What needs to be considered is cradle to grave usage. Including necessary support infrastructure.
The reason evs are so damn expensive is not because the people making them are mean, it is because they use more rare, more expensive materials than a regular vehicle. These require extra resources to acquire and dispose of. Ever see a photo of a lithium mine?
Copper, cobalt, lithium, niodynium, etc. Those elements don't just pop out of the ground for free in a refined state.
It requires significantly more resource input to make an EV. Then you wind up with a heavier vehicle that has shorter range. You use extra energy and do extra road damage.
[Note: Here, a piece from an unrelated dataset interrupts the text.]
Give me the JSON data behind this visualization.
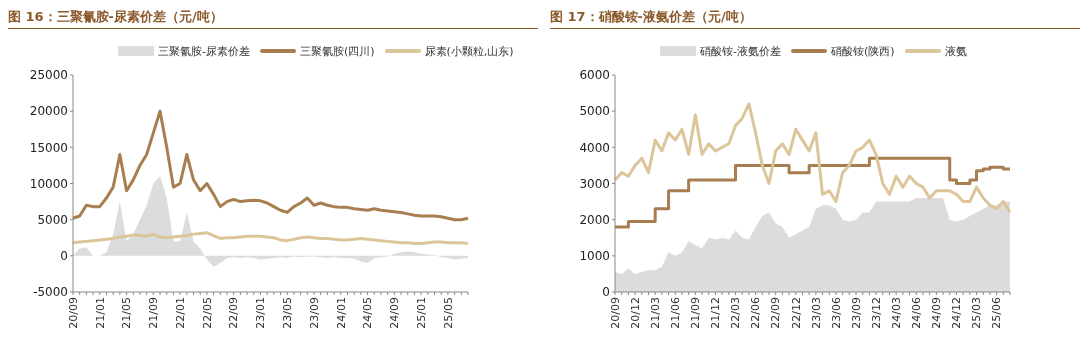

And it has a shorter lifetime too.
The truth is that if EVs were actually better, for-profit trucking companies would be buying them WITHOUT mandates.
The notional that we have or will have a bunch of extra clean electrical grid power laying around at any point soon is also delusional nonsense.
If we had extra green electricity, we'd be asking people to switch to electric heat.
Think about a corner gas station. All it really needs is a few tanks and some small pumps, and it can service thousands of vehicles a day, which only need to be refilled roughly once a week. An EV charging station needs a huge electrical feed, huge transformers, can service many fewer vehicles per day AND those vehicles need to be serviced more often. That means more driving to charging stations, and more stations needed.